Feature Image - Nissan LEAF and Volkswagen e-Golf electric cars

With Norway driving the change to end the sale of petrol and diesel engines by 2025, they’re certainly in the fast lane, as proven by their September 2021 new car sales.

With 77.5 per cent of new cars being EV’s, they’ve increased from their 61.5 per cent from a year ago.

Navigating the change is led by demand for Tesla’s, with the Model Y accounting for 19.8 per cent of the car market followed by the Model 3 at 12.3 per cent. The next closest manufacturer in September was Skoda’s Enyaq at 4.4 per cent.

The catalyst for the surge? Exempting fully electric vehicles from taxes that are levied on ICE vehicles. Is it working?
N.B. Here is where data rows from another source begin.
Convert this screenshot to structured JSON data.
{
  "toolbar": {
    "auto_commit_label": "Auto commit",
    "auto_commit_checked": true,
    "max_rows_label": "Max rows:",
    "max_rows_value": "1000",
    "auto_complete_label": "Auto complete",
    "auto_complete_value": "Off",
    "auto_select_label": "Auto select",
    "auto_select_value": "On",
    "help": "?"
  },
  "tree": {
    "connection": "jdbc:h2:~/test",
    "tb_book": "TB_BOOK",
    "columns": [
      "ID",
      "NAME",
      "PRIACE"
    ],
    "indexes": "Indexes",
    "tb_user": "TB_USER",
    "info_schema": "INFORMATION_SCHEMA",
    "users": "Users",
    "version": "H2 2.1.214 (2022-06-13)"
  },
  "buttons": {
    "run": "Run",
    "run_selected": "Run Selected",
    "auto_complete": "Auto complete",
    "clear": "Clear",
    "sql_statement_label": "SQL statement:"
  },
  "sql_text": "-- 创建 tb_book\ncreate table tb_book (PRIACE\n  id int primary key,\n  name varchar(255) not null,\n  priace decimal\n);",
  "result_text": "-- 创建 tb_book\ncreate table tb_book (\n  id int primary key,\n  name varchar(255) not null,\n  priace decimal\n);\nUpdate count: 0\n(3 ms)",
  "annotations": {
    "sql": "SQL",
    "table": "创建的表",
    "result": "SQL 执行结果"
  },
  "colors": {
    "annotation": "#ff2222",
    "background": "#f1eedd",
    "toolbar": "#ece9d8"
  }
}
Yep – In 2020 EVs outsold all other types of vehicles.

A bump in the road could occur if the new national government imposes a new luxury tax of 25% via a VAT (Value Added Tax) on new cars priced above 600,000 Norwegian crowns ($87,900)

If it happens, the Model Y and 3 are clear but the Model S and X, priced at nearly double the tax threshold, would be affected.

Yes, this proposed tax would be financially beneficial to the country but the drawback is by limiting EV incentives, a reduction in demand will likely follow.

Norway’s new government should look at Ontario’s  mid-2018 decision to remove EV incentives and the unsurprising plummeting sales figures that followed.